The next community that we visited, Koro Bagangu, was noticeably free of an crosses or crescents, which I confirmed later meant that it was of the 10% of Ghana that maintains traditional animist beliefs. This had little significance for the moment, though, as in the hour we spent there we were mostly concerned with the quality of water in the village. Luckily the borehole here was drilled and successfully found water, however the pump was yet to be in place (within the next two weeks I heard) and they were still using next village’s pump for drinking water, and the closer “dugout” for washing. I was taken for a look, this time by a small entourage of children and a couple adolescents. The dugout was a small ditch dug under a cluster of trees that holds water. It was predictable filthy, and was told that it would dry up within a month, making me, and I am sure the village more so, hope that the pump was in place in time.

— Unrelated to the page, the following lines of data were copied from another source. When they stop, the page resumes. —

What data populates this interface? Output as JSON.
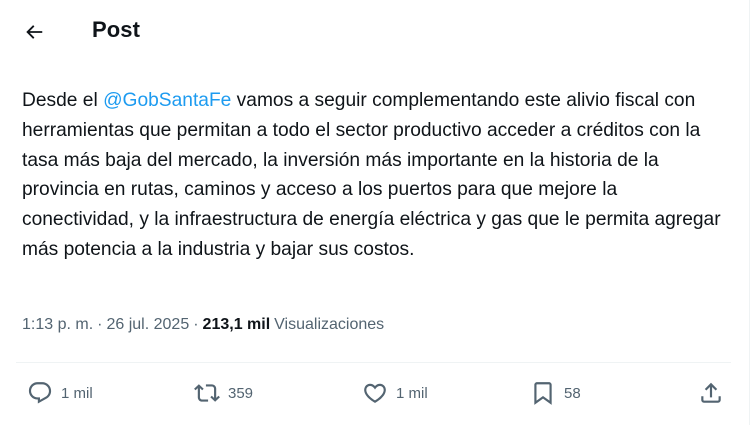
{
  "header": {
    "title": "Post",
    "back_icon": "arrow-left-icon"
  },
  "post": {
    "text_before": "Desde el ",
    "mention": "@GobSantaFe",
    "text_after": " vamos a seguir complementando este alivio fiscal con herramientas que permitan a todo el sector productivo acceder a créditos con la tasa más baja del mercado, la inversión más importante en la historia de la provincia en rutas, caminos y acceso a los puertos para que mejore la conectividad, y la infraestructura de energía eléctrica y gas que le permita agregar más potencia a la industria y bajar sus costos."
  },
  "meta": {
    "time": "1:13 p. m.",
    "separator": "·",
    "date": "26 jul. 2025",
    "views_count": "213,1 mil",
    "views_label": "Visualizaciones"
  },
  "actions": {
    "replies": "1 mil",
    "reposts": "359",
    "likes": "1 mil",
    "bookmarks": "58"
  },
  "colors": {
    "text": "#0f1419",
    "secondary": "#536471",
    "accent": "#1d9bf0",
    "divider": "#eff3f4"
  }
}
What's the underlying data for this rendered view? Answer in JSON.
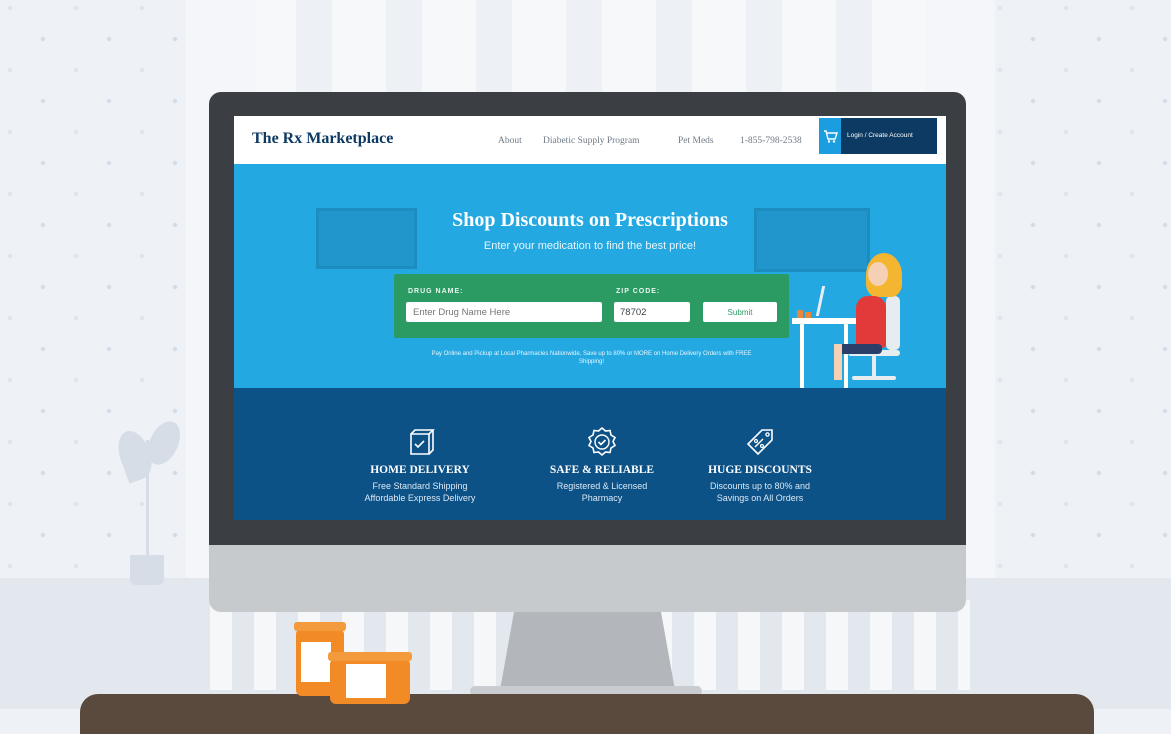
{
  "site": {
    "logo": "The Rx Marketplace",
    "nav": [
      "About",
      "Diabetic Supply Program",
      "Pet Meds",
      "1-855-798-2538"
    ],
    "login_label": "Login / Create Account"
  },
  "hero": {
    "title": "Shop Discounts on Prescriptions",
    "subtitle": "Enter your medication to find the best price!",
    "drug_label": "DRUG NAME:",
    "drug_placeholder": "Enter Drug Name Here",
    "zip_label": "ZIP CODE:",
    "zip_value": "78702",
    "submit_label": "Submit",
    "note": "Pay Online and Pickup at Local Pharmacies Nationwide, Save up to 80% or MORE on Home Delivery Orders with FREE Shipping!"
  },
  "features": [
    {
      "icon": "box-icon",
      "title": "HOME DELIVERY",
      "line1": "Free Standard Shipping",
      "line2": "Affordable Express Delivery"
    },
    {
      "icon": "badge-check-icon",
      "title": "SAFE & RELIABLE",
      "line1": "Registered & Licensed",
      "line2": "Pharmacy"
    },
    {
      "icon": "discount-tag-icon",
      "title": "HUGE DISCOUNTS",
      "line1": "Discounts up to 80% and",
      "line2": "Savings on All Orders"
    }
  ],
  "colors": {
    "brand_navy": "#0d3a63",
    "hero_blue": "#23a8e2",
    "search_green": "#2b9b63",
    "features_blue": "#0d5287",
    "cart_blue": "#1b9ee0"
  }
}
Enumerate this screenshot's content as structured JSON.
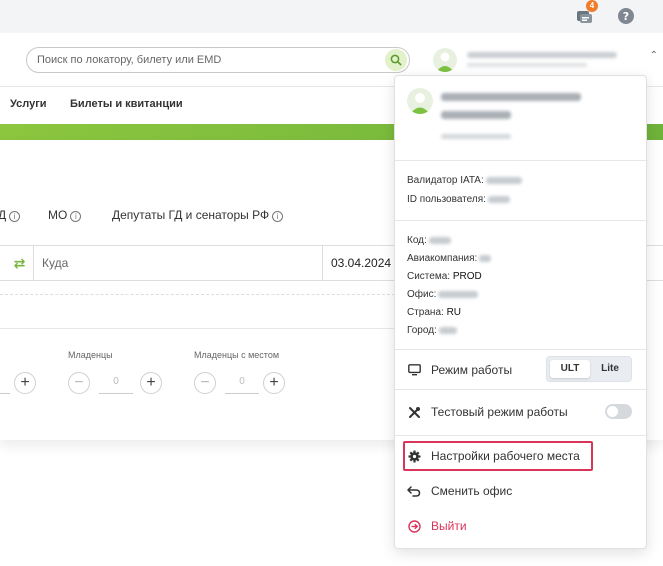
{
  "topbar": {
    "chat_badge": "4",
    "icons": [
      "chat-icon",
      "help-icon"
    ]
  },
  "header": {
    "search_placeholder": "Поиск по локатору, билету или EMD"
  },
  "nav": {
    "items": [
      "Услуги",
      "Билеты и квитанции"
    ]
  },
  "form": {
    "filters": [
      "Д",
      "МО",
      "Депутаты ГД и сенаторы РФ"
    ],
    "to_label": "Куда",
    "date": "03.04.2024",
    "passengers": [
      {
        "label": "",
        "value": ""
      },
      {
        "label": "Младенцы",
        "value": "0"
      },
      {
        "label": "Младенцы с местом",
        "value": "0"
      }
    ]
  },
  "panel": {
    "info1": {
      "validator_label": "Валидатор IATA:",
      "user_id_label": "ID пользователя:"
    },
    "info2": {
      "code_label": "Код:",
      "airline_label": "Авиакомпания:",
      "system_label": "Система:",
      "system_value": "PROD",
      "office_label": "Офис:",
      "country_label": "Страна:",
      "country_value": "RU",
      "city_label": "Город:"
    },
    "work_mode": {
      "label": "Режим работы",
      "options": [
        "ULT",
        "Lite"
      ],
      "selected": "ULT"
    },
    "test_mode": {
      "label": "Тестовый режим работы",
      "enabled": false
    },
    "settings_label": "Настройки рабочего места",
    "change_office_label": "Сменить офис",
    "logout_label": "Выйти",
    "colors": {
      "accent": "#8cc63f",
      "danger": "#d9345a"
    }
  }
}
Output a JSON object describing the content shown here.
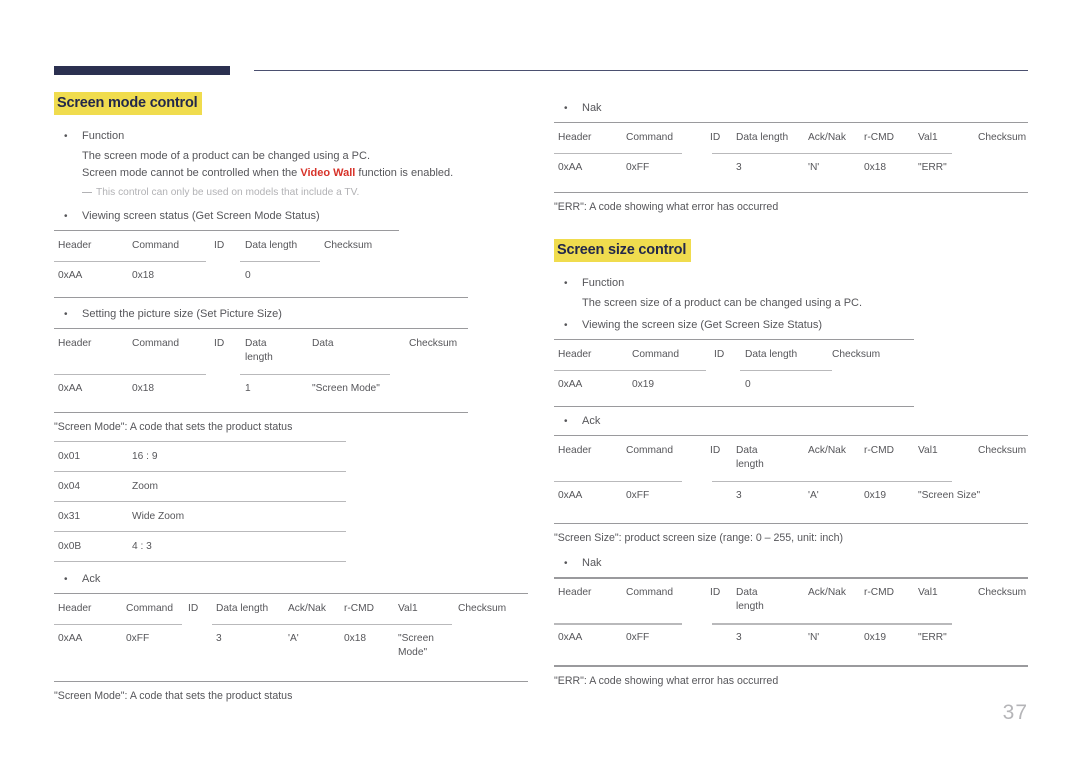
{
  "page": {
    "number": "37"
  },
  "left": {
    "heading": "Screen mode control",
    "function_bullet": "Function",
    "function_line1": "The screen mode of a product can be changed using a PC.",
    "function_line2_pre": "Screen mode cannot be controlled when the ",
    "function_line2_em": "Video Wall",
    "function_line2_post": " function is enabled.",
    "note": "This control can only be used on models that include a TV.",
    "get_bullet": "Viewing screen status (Get Screen Mode Status)",
    "get_table": {
      "headers": [
        "Header",
        "Command",
        "ID",
        "Data length",
        "Checksum"
      ],
      "values": [
        "0xAA",
        "0x18",
        "",
        "0",
        ""
      ]
    },
    "set_bullet": "Setting the picture size (Set Picture Size)",
    "set_table": {
      "headers": [
        "Header",
        "Command",
        "ID",
        "Data\nlength",
        "Data",
        "Checksum"
      ],
      "values": [
        "0xAA",
        "0x18",
        "",
        "1",
        "\"Screen Mode\"",
        ""
      ]
    },
    "code_caption": "\"Screen Mode\": A code that sets the product status",
    "code_table": {
      "rows": [
        [
          "0x01",
          "16 : 9"
        ],
        [
          "0x04",
          "Zoom"
        ],
        [
          "0x31",
          "Wide Zoom"
        ],
        [
          "0x0B",
          "4 : 3"
        ]
      ]
    },
    "ack_bullet": "Ack",
    "ack_table": {
      "headers": [
        "Header",
        "Command",
        "ID",
        "Data length",
        "Ack/Nak",
        "r-CMD",
        "Val1",
        "Checksum"
      ],
      "values": [
        "0xAA",
        "0xFF",
        "",
        "3",
        "'A'",
        "0x18",
        "\"Screen\nMode\"",
        ""
      ]
    },
    "ack_caption": "\"Screen Mode\": A code that sets the product status"
  },
  "right": {
    "nak_bullet_top": "Nak",
    "nak_table_top": {
      "headers": [
        "Header",
        "Command",
        "ID",
        "Data length",
        "Ack/Nak",
        "r-CMD",
        "Val1",
        "Checksum"
      ],
      "values": [
        "0xAA",
        "0xFF",
        "",
        "3",
        "'N'",
        "0x18",
        "\"ERR\"",
        ""
      ]
    },
    "nak_caption_top": "\"ERR\": A code showing what error has occurred",
    "heading": "Screen size control",
    "function_bullet": "Function",
    "function_line1": "The screen size of a product can be changed using a PC.",
    "get_bullet": "Viewing the screen size (Get Screen Size Status)",
    "get_table": {
      "headers": [
        "Header",
        "Command",
        "ID",
        "Data length",
        "Checksum"
      ],
      "values": [
        "0xAA",
        "0x19",
        "",
        "0",
        ""
      ]
    },
    "ack_bullet": "Ack",
    "ack_table": {
      "headers": [
        "Header",
        "Command",
        "ID",
        "Data\nlength",
        "Ack/Nak",
        "r-CMD",
        "Val1",
        "Checksum"
      ],
      "values": [
        "0xAA",
        "0xFF",
        "",
        "3",
        "'A'",
        "0x19",
        "\"Screen Size\"",
        ""
      ]
    },
    "ack_caption": "\"Screen Size\": product screen size (range: 0 – 255, unit: inch)",
    "nak_bullet": "Nak",
    "nak_table": {
      "headers": [
        "Header",
        "Command",
        "ID",
        "Data\nlength",
        "Ack/Nak",
        "r-CMD",
        "Val1",
        "Checksum"
      ],
      "values": [
        "0xAA",
        "0xFF",
        "",
        "3",
        "'N'",
        "0x19",
        "\"ERR\"",
        ""
      ]
    },
    "nak_caption": "\"ERR\": A code showing what error has occurred"
  }
}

Due to an extremely well-fortified language barrier, communication with community members, for me, was impossible. I would have liked to get one of the local translators to help me, but they were all helping with the interviews, which dealt with a fairly narrow view of their life: latrines and water sanitation, and we had a limited amount of time to work. I think I took some nice images, though, that could help to pretty-up some of the CRS publications and compliment any stories dealing with water that I may write. After finishing up in the second village the sun was about to set and we had to get back to town.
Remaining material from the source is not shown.